When it comes right down to it, I don’t respect the opposition or defense of a group, generally speaking, whose billboards breed the same kind of hate, ignorance, and fear in equal (in fact, greater) measure. And per a comment like astorian: “If you want the religious majority of Americans to like you, to accept that you’re generally decent people and not all THAT different from your neighbors, then putting up a billboard like the one described is OBVIOUSLY self-destructive and stupid”. Agreed–but it’s similarly stupid for me to think that the billboards I’ve linked to necessarily represent you as a Catholic, just like it’s stupid for you to think that billboard represents me as a non-believer. That’s the problem with this conversation.

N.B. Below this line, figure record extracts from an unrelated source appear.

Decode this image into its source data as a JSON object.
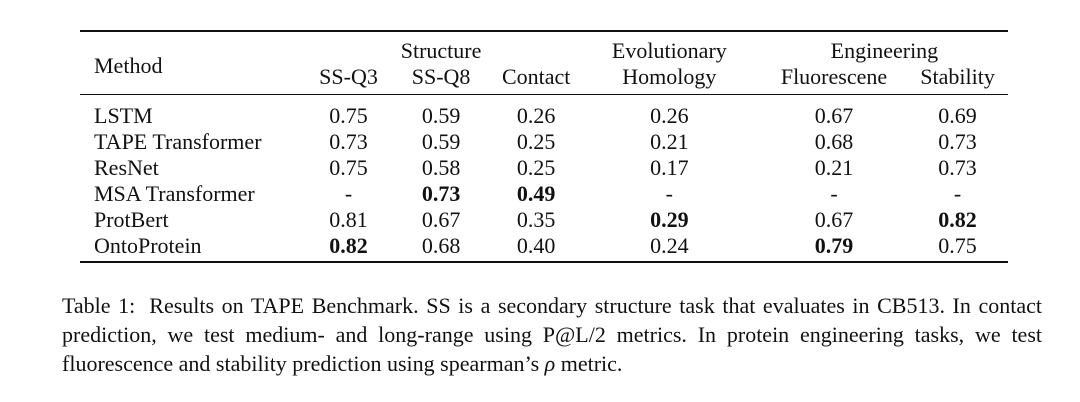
{
  "table": {
    "method_header": "Method",
    "groups": {
      "structure": "Structure",
      "evolutionary": "Evolutionary",
      "engineering": "Engineering"
    },
    "columns": [
      "SS-Q3",
      "SS-Q8",
      "Contact",
      "Homology",
      "Fluorescene",
      "Stability"
    ],
    "rows": [
      {
        "method": "LSTM",
        "values": [
          "0.75",
          "0.59",
          "0.26",
          "0.26",
          "0.67",
          "0.69"
        ],
        "bold": [
          false,
          false,
          false,
          false,
          false,
          false
        ]
      },
      {
        "method": "TAPE Transformer",
        "values": [
          "0.73",
          "0.59",
          "0.25",
          "0.21",
          "0.68",
          "0.73"
        ],
        "bold": [
          false,
          false,
          false,
          false,
          false,
          false
        ]
      },
      {
        "method": "ResNet",
        "values": [
          "0.75",
          "0.58",
          "0.25",
          "0.17",
          "0.21",
          "0.73"
        ],
        "bold": [
          false,
          false,
          false,
          false,
          false,
          false
        ]
      },
      {
        "method": "MSA Transformer",
        "values": [
          "-",
          "0.73",
          "0.49",
          "-",
          "-",
          "-"
        ],
        "bold": [
          false,
          true,
          true,
          false,
          false,
          false
        ]
      },
      {
        "method": "ProtBert",
        "values": [
          "0.81",
          "0.67",
          "0.35",
          "0.29",
          "0.67",
          "0.82"
        ],
        "bold": [
          false,
          false,
          false,
          true,
          false,
          true
        ]
      },
      {
        "method": "OntoProtein",
        "values": [
          "0.82",
          "0.68",
          "0.40",
          "0.24",
          "0.79",
          "0.75"
        ],
        "bold": [
          true,
          false,
          false,
          false,
          true,
          false
        ]
      }
    ]
  },
  "caption": {
    "label": "Table 1:",
    "text_before_rho": "Results on TAPE Benchmark. SS is a secondary structure task that evaluates in CB513. In contact prediction, we test medium- and long-range using P@L/2 metrics. In protein engineering tasks, we test fluorescence and stability prediction using spearman’s",
    "rho": "ρ",
    "text_after_rho": " metric."
  }
}
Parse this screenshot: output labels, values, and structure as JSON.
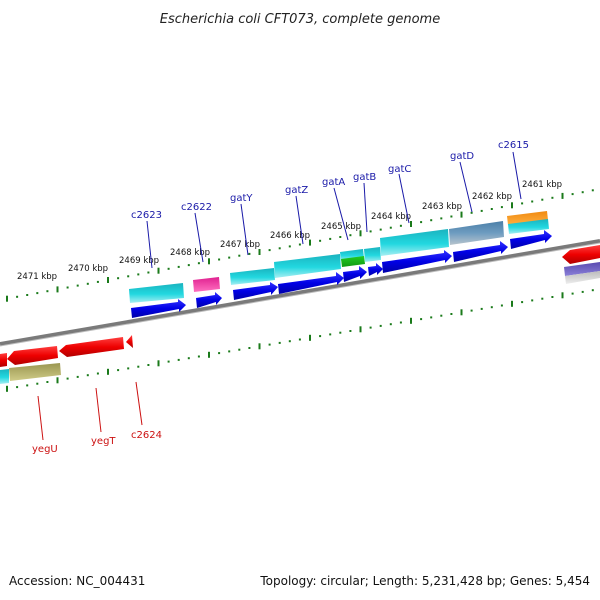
{
  "header": {
    "title": "Escherichia coli CFT073, complete genome"
  },
  "footer": {
    "accession": "Accession: NC_004431",
    "summary": "Topology: circular; Length: 5,231,428 bp; Genes: 5,454"
  },
  "ruler": {
    "labels": [
      "2471 kbp",
      "2470 kbp",
      "2469 kbp",
      "2468 kbp",
      "2467 kbp",
      "2466 kbp",
      "2465 kbp",
      "2464 kbp",
      "2463 kbp",
      "2462 kbp",
      "2461 kbp"
    ]
  },
  "genes": {
    "forward": [
      "c2623",
      "c2622",
      "gatY",
      "gatZ",
      "gatA",
      "gatB",
      "gatC",
      "gatD",
      "c2615"
    ],
    "reverse": [
      "yegU",
      "yegT",
      "c2624"
    ]
  },
  "colors": {
    "forward_cds": "#0a0ae6",
    "reverse_cds": "#ee0a0a",
    "blue_label": "#1a1aa8",
    "red_label": "#cc1111",
    "tick": "#1a7a1a",
    "backbone": "#808080"
  },
  "icons": [
    "gene-arrow-icon"
  ]
}
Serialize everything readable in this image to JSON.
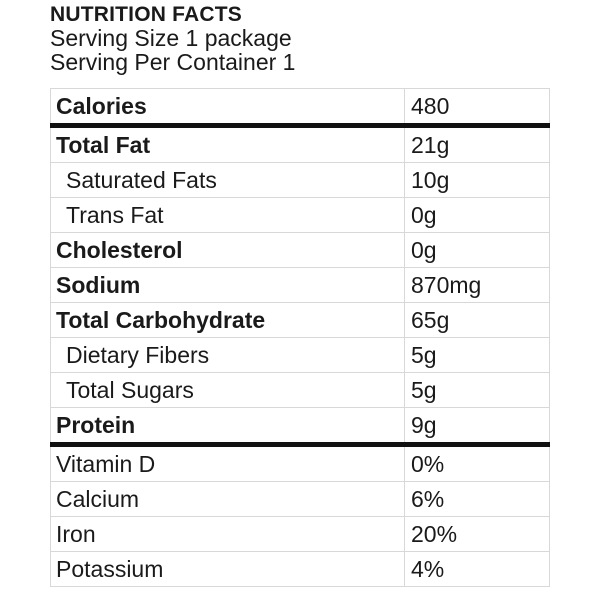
{
  "header": {
    "title": "NUTRITION FACTS",
    "serving_size": "Serving Size 1 package",
    "servings_per_container": "Serving Per Container 1"
  },
  "rows": [
    {
      "name": "Calories",
      "value": "480"
    },
    {
      "name": "Total Fat",
      "value": "21g"
    },
    {
      "name": "Saturated Fats",
      "value": "10g"
    },
    {
      "name": "Trans Fat",
      "value": "0g"
    },
    {
      "name": "Cholesterol",
      "value": "0g"
    },
    {
      "name": "Sodium",
      "value": "870mg"
    },
    {
      "name": "Total Carbohydrate",
      "value": "65g"
    },
    {
      "name": "Dietary Fibers",
      "value": "5g"
    },
    {
      "name": "Total Sugars",
      "value": "5g"
    },
    {
      "name": "Protein",
      "value": "9g"
    },
    {
      "name": "Vitamin D",
      "value": "0%"
    },
    {
      "name": "Calcium",
      "value": "6%"
    },
    {
      "name": "Iron",
      "value": "20%"
    },
    {
      "name": "Potassium",
      "value": "4%"
    }
  ]
}
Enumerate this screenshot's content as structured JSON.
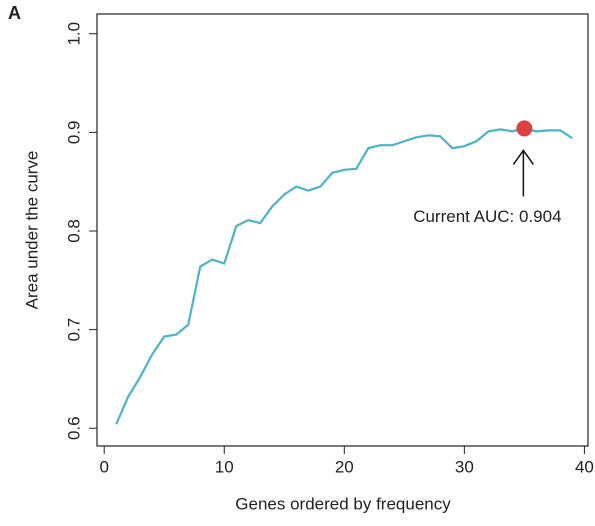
{
  "chart_data": {
    "type": "line",
    "panel_label": "A",
    "x_label": "Genes ordered by frequency",
    "y_label": "Area under the curve",
    "x": [
      1,
      2,
      3,
      4,
      5,
      6,
      7,
      8,
      9,
      10,
      11,
      12,
      13,
      14,
      15,
      16,
      17,
      18,
      19,
      20,
      21,
      22,
      23,
      24,
      25,
      26,
      27,
      28,
      29,
      30,
      31,
      32,
      33,
      34,
      35,
      36,
      37,
      38,
      39
    ],
    "series": [
      {
        "color": "#4bb3cc",
        "values": [
          0.604,
          0.632,
          0.652,
          0.675,
          0.693,
          0.695,
          0.705,
          0.764,
          0.771,
          0.767,
          0.805,
          0.811,
          0.808,
          0.825,
          0.837,
          0.845,
          0.841,
          0.845,
          0.859,
          0.862,
          0.863,
          0.884,
          0.887,
          0.887,
          0.891,
          0.895,
          0.897,
          0.896,
          0.884,
          0.886,
          0.891,
          0.901,
          0.903,
          0.901,
          0.904,
          0.901,
          0.902,
          0.902,
          0.894
        ]
      }
    ],
    "highlight": {
      "x": 35,
      "y": 0.904,
      "color": "#d9423e",
      "label": "Current AUC: 0.904"
    },
    "xlim": [
      -0.6,
      40.3
    ],
    "ylim": [
      0.582,
      1.02
    ],
    "xticks": [
      0,
      10,
      20,
      30,
      40
    ],
    "yticks": [
      0.6,
      0.7,
      0.8,
      0.9,
      {
        "value": 1.0,
        "label": "1.0"
      }
    ]
  }
}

But I also want to reject this very conversation on a few grounds. A.C Grayling refuses the term atheist and likes to call himself a naturalist because he thinks the universe is a well-described realm of natural law according to sciences. Atheist already positions someone in the wrong conversation, like calling oneself an “afaeriest” acknowledges the potential for the existence of faeries. To suggest that one is an atheist means that there is a legitimate conversation to be had about the legitimate existence of a being like God. That may seem like a minor point, and it’s arguable in a few ways, but it makes a very good point nonetheless. To argue with someone who believes in God already puts yourself in an arena where that God is a real thing, like arguing with someone against the existence of Santa Claus for lack of any evidence to the contrary. People made fun of it a little while ago with the Flying Spaghetti Monster.
That is important, I think, because the very conversation creates the borders and groups that define the conversation. That’s where my second objection comes in.

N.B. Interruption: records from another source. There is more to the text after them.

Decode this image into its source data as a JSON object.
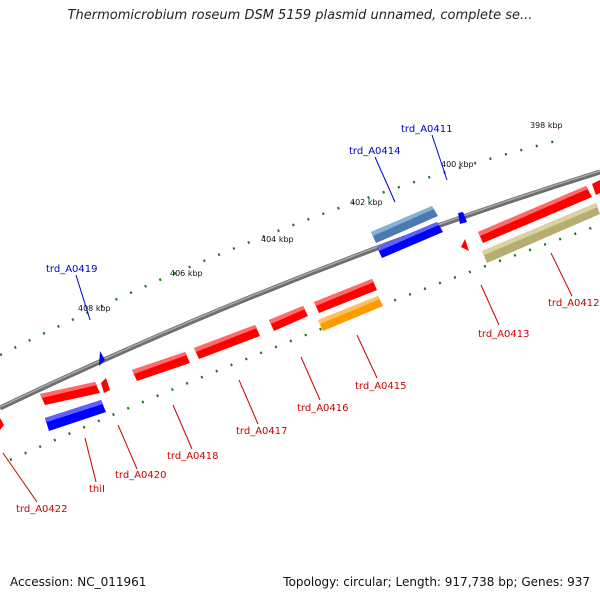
{
  "title": "Thermomicrobium roseum DSM 5159 plasmid unnamed, complete se...",
  "footer": {
    "accession": "Accession: NC_011961",
    "topology": "Topology: circular; Length: 917,738 bp; Genes: 937"
  },
  "colors": {
    "backbone": "#7a7a7a",
    "tick": "#1a7a1a",
    "forward_gene": "#ff0000",
    "reverse_gene": "#0000ff",
    "steelblue_gene": "#4a7ab0",
    "orange_gene": "#ff9a00",
    "olive_gene": "#b5ad72",
    "forward_label": "#cc0000",
    "reverse_label": "#0000cc"
  },
  "ticks": [
    "398 kbp",
    "400 kbp",
    "402 kbp",
    "404 kbp",
    "406 kbp",
    "408 kbp"
  ],
  "labels": {
    "trd_A0411": "trd_A0411",
    "trd_A0414": "trd_A0414",
    "trd_A0419": "trd_A0419",
    "trd_A0412": "trd_A0412",
    "trd_A0413": "trd_A0413",
    "trd_A0415": "trd_A0415",
    "trd_A0416": "trd_A0416",
    "trd_A0417": "trd_A0417",
    "trd_A0418": "trd_A0418",
    "trd_A0420": "trd_A0420",
    "thil": "thiI",
    "trd_A0422": "trd_A0422"
  }
}
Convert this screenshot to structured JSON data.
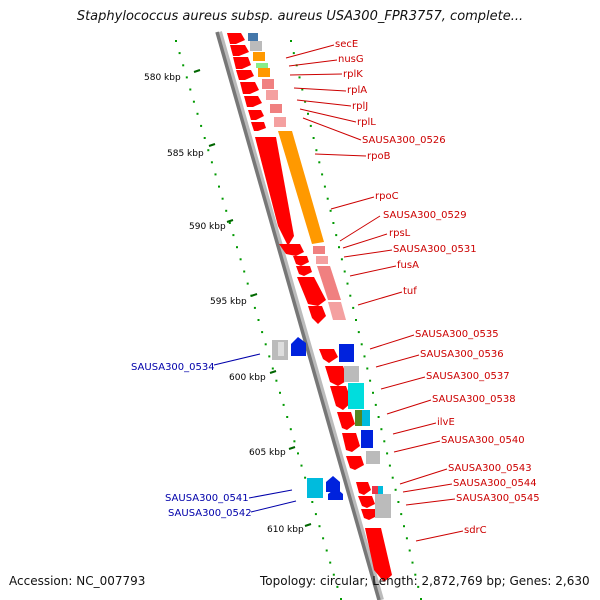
{
  "title": "Staphylococcus aureus subsp. aureus USA300_FPR3757, complete...",
  "accession": "Accession: NC_007793",
  "summary": "Topology: circular; Length: 2,872,769 bp; Genes: 2,630",
  "kbp_ticks": [
    "580 kbp",
    "585 kbp",
    "590 kbp",
    "595 kbp",
    "600 kbp",
    "605 kbp",
    "610 kbp"
  ],
  "forward_genes": [
    "secE",
    "nusG",
    "rplK",
    "rplA",
    "rplJ",
    "rplL",
    "SAUSA300_0526",
    "rpoB",
    "rpoC",
    "SAUSA300_0529",
    "rpsL",
    "SAUSA300_0531",
    "fusA",
    "tuf",
    "SAUSA300_0535",
    "SAUSA300_0536",
    "SAUSA300_0537",
    "SAUSA300_0538",
    "ilvE",
    "SAUSA300_0540",
    "SAUSA300_0543",
    "SAUSA300_0544",
    "SAUSA300_0545",
    "sdrC"
  ],
  "reverse_genes": [
    "SAUSA300_0534",
    "SAUSA300_0541",
    "SAUSA300_0542"
  ],
  "colors": {
    "gene": "#ff0000",
    "forward_label": "#cc0000",
    "reverse_label": "#0000aa",
    "backbone": "#808080",
    "tick": "#006600",
    "dots": "#009900"
  }
}
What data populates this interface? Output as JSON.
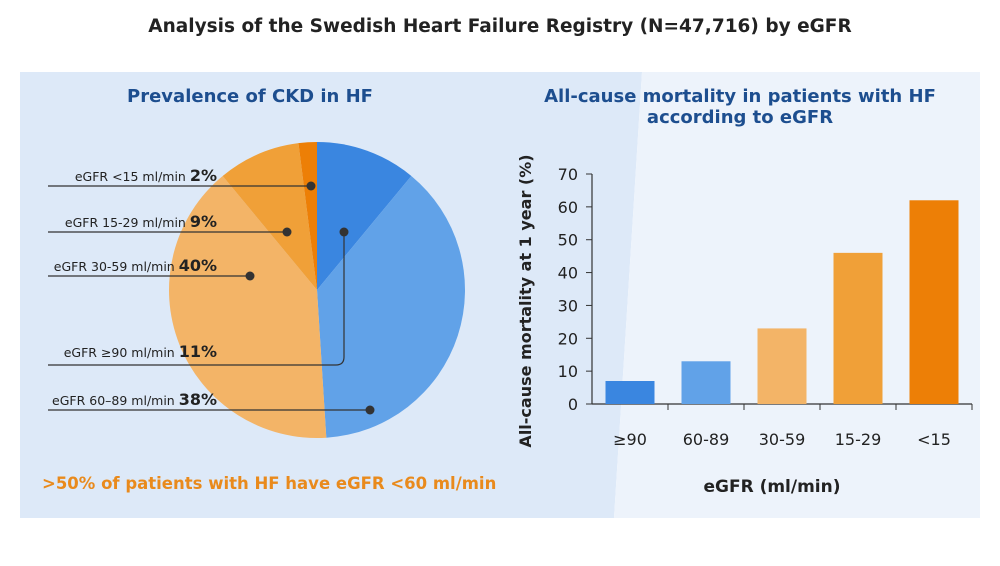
{
  "title": "Analysis of the Swedish Heart Failure Registry (N=47,716) by eGFR",
  "colors": {
    "dark_blue": "#3a86e0",
    "light_blue": "#61a2e8",
    "light_orange": "#f3b467",
    "mid_orange": "#f0a038",
    "dark_orange": "#ed7f06",
    "title_blue": "#1d4e8f",
    "accent_orange": "#e98a1c"
  },
  "chart_data": [
    {
      "type": "pie",
      "title": "Prevalence of CKD in HF",
      "note": ">50% of patients with HF have eGFR <60 ml/min",
      "slices": [
        {
          "label": "eGFR ≥90 ml/min",
          "pct_text": "11%",
          "value": 11,
          "color": "#3a86e0"
        },
        {
          "label": "eGFR 60–89 ml/min",
          "pct_text": "38%",
          "value": 38,
          "color": "#61a2e8"
        },
        {
          "label": "eGFR 30-59 ml/min",
          "pct_text": "40%",
          "value": 40,
          "color": "#f3b467"
        },
        {
          "label": "eGFR 15-29 ml/min",
          "pct_text": "9%",
          "value": 9,
          "color": "#f0a038"
        },
        {
          "label": "eGFR <15 ml/min",
          "pct_text": "2%",
          "value": 2,
          "color": "#ed7f06"
        }
      ],
      "label_order": [
        "eGFR <15 ml/min",
        "eGFR 15-29 ml/min",
        "eGFR 30-59 ml/min",
        "eGFR ≥90 ml/min",
        "eGFR 60–89 ml/min"
      ]
    },
    {
      "type": "bar",
      "title": "All-cause mortality in patients with HF according to eGFR",
      "title_lines": [
        "All-cause mortality in patients with HF",
        "according to eGFR"
      ],
      "categories": [
        "≥90",
        "60-89",
        "30-59",
        "15-29",
        "<15"
      ],
      "values": [
        7,
        13,
        23,
        46,
        62
      ],
      "colors": [
        "#3a86e0",
        "#61a2e8",
        "#f3b467",
        "#f0a038",
        "#ed7f06"
      ],
      "xlabel": "eGFR (ml/min)",
      "ylabel": "All-cause mortality at 1 year (%)",
      "ylim": [
        0,
        70
      ],
      "yticks": [
        0,
        10,
        20,
        30,
        40,
        50,
        60,
        70
      ]
    }
  ]
}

When I read this atheist sign, it makes me think that there is some kind of atheist “group”–like there are denominations of religious groups, cults, and so on. But that isn’t really case. There are varying degrees of belief among non-believers–from the kind of “atheism” that Dawkins is famous for, to those people who fear the unknown but reject the certainty of a god-figure and so say “maybe” through agnosticism (which itself structures a “group” of people)–but there is no coherent group to be found. What I mean is that atheists/agnostics/etc don’t organize the way this particular sign suggests. There is no coherent head, system of beliefs or practices, leader or leaders (regardless of what the media and some thinkers would have people think), or ceremony, and so on. Ergo while there may be a group of people attempting to “convert” people to non-believer status, there is no group for those people, should they be converted, to convert to.

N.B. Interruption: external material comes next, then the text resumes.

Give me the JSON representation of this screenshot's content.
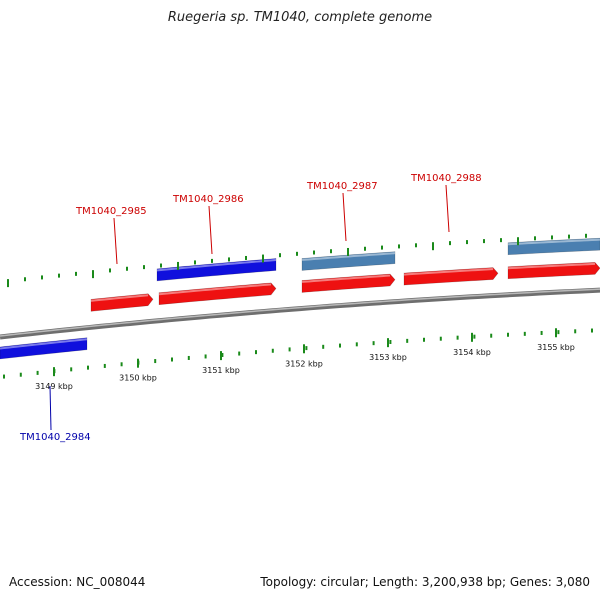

That’s important for both groups because I think it puts the conversation back in the right realm. I don’t know what the correct protocol is for a mass debate, or if there ever even should be one. I recognize the dynamic nature of people’s individual beliefs separate from the churches they belong to, just like I recognize the wealth of belief systems for those who do not believe or participate in religious, cult, or spiritual organizations or practices or ceremonies. Conversations need to happen, I guess, on individual grounds if there is even any conversation to be had in the first place. The problem with billboards like in the first post are that they speak to very many people in too general terms while representing a group of people that don’t exist. So the conversation to be had afterwards, which is generally name-calling and the misinterpretation, is completely wrong from the outset.
When it comes to how religious beliefs influence political, educational, or social realms, that’s a much tougher issue that is best dealt with through secular structures for the state, cities, etc. That’s a kind of debate that refuses the idea of conversion. Anyway, I don’t think any conversion debate would ever work, especially because atheists are arguing from the wrong position altogether–not to mention that I’m making it sound like there is such a group to begin with. Of course statistically such a group exists, but not really in any other ways.
At the end of the day, I’m not really willing to ever get into a conversation with someone who believes in the legitimacy of the divine. That’s just not a conversation I think is worth spending my time on. Having said that, the atheist sign is really silly and stupid and the people who made it are falling into the same silly and stupid trap that tends to dictate the nature of these kinds of conversations.